The decision is binding in states covered by the 10th Circuit, including Oklahoma, New Mexico, Colorado, Wyoming, and Utah.

In reaching the decision, the appeals court noted the “significant burden quantified by the 31,089 voters who had their registration applications cancelled or suspended” in Kansas. They said the interests of the secretary of state do “not justify the burden imposed on the right to vote.”

Kansas argued in court filings that it has a compelling interest in preventing voter fraud. It contended its proof-of-citizenship requirement is not a significant burden and protects the integrity of elections and the accuracy of voter rolls.

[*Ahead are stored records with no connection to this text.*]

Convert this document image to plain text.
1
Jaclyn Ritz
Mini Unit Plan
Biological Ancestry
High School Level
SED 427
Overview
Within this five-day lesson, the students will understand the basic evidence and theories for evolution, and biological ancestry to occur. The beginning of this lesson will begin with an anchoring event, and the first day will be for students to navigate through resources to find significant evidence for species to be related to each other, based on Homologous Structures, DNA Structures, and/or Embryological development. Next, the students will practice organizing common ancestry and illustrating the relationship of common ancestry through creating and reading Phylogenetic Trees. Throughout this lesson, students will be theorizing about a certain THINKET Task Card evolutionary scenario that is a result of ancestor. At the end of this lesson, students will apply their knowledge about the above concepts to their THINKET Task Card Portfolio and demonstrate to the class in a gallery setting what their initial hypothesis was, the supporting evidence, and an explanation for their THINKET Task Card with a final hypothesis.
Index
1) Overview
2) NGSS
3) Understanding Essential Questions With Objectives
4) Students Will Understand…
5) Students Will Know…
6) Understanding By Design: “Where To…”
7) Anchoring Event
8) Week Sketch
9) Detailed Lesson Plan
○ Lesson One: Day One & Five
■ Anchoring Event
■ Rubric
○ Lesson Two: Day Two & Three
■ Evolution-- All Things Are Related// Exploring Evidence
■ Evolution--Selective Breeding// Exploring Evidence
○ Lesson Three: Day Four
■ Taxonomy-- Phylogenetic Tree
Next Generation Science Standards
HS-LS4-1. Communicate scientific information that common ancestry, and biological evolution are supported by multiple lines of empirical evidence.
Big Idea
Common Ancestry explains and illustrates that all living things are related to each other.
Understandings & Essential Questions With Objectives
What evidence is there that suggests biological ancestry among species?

CRITICS countered that the documentary proof-of-citizenship law was “a disastrous experiment” that damaged the state’s voter rolls, disenfranchised tens of thousands and eroded confidence in the state’s elections.

The judges noted that the district court had found essentially no evidence that the integrity of the state’s electoral process had been threatened, that the registration of ineligible voters had caused voter rolls to be inaccurate, or that voter fraud had occurred.

It found that at most 67 noncitizens registered or attempted to register in Kansas in the last 19 years.

“Thus we are left with this incredibly slight evidence that Kansas’s interest in counting only the votes of eligible voters is under threat,” according to the ruling. “Indeed, even as to those 39 noncitizens who appear on the Kansas voter rolls, the district court found that ‘administrative anomalies’ could account for the presence of many — or perhaps even most — of them there.”

The judges also noted that the district court had found that even under the calculations of the state’s experts, the estimated number of suspended applications that belonged to noncitizens was “statistically indistinguishable from zero.”

“This law disenfranchised tens of thousands of Kansans, denying them the most fundamental right in our democracy,” Ho said.